Try my Honey Peach Babyback Ribs recipe for an amazing twist on cooking delicious babyback ribs!



2 slabs babyback ribs

3 TBS Honey Peach BBQ Rub, divided

2 TBS Peach Butter

1/2 cup Peach Syrup, divided

1/2 cup Classic BBQ Sauce

1/4 cup apple juice


Preheat Smoker to 275 degrees.  Prepare ribs by trimming any excess fat and removing the membrane from the back of the slabs. Season each slab on both sides usiing 1 TBS of Honey Peach rub for each slab.  Lightly cover, and allow to sit at room temperature for 20-30 minutes.

Place ribs on smoker meat side up.  Smoke for 2 hours.

Pull two large sheets of foil.  In the middle of the foil, place 1/2 TBS Peach Butter, 1/2 TBS Peach Syrup, and 1/4 TBS Honey Peach rub.  Place the ribs on the foil, meat side down, then repeat on the bone side of the ribs.  Wrap foil into an envelope, pouring in 2 TBS apple juice in each slab.

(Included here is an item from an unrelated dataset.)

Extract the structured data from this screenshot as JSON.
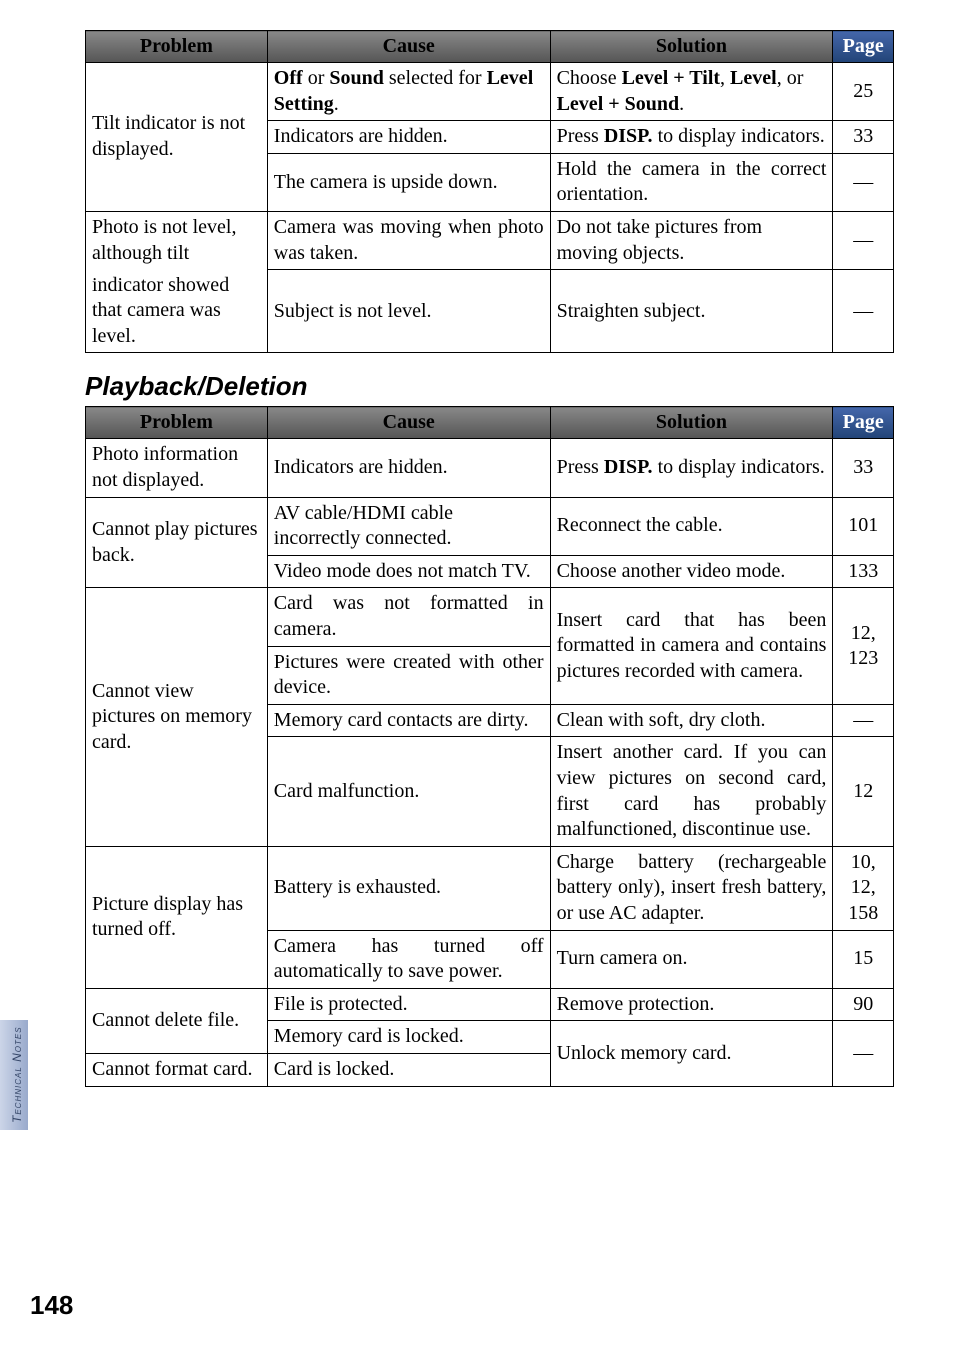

Return ribs to smoker and cook for 1.5-2 hours, or until desired tenderness is achieved.  Mix classic sauce with remaining peach syrup, then remove ribs from foil and place back on smoker, meat side up.  Glaze each rib with sauce, then allow to cook for 5 more minutes to “set” the sauce.  Remove ribs, let rest, then serve.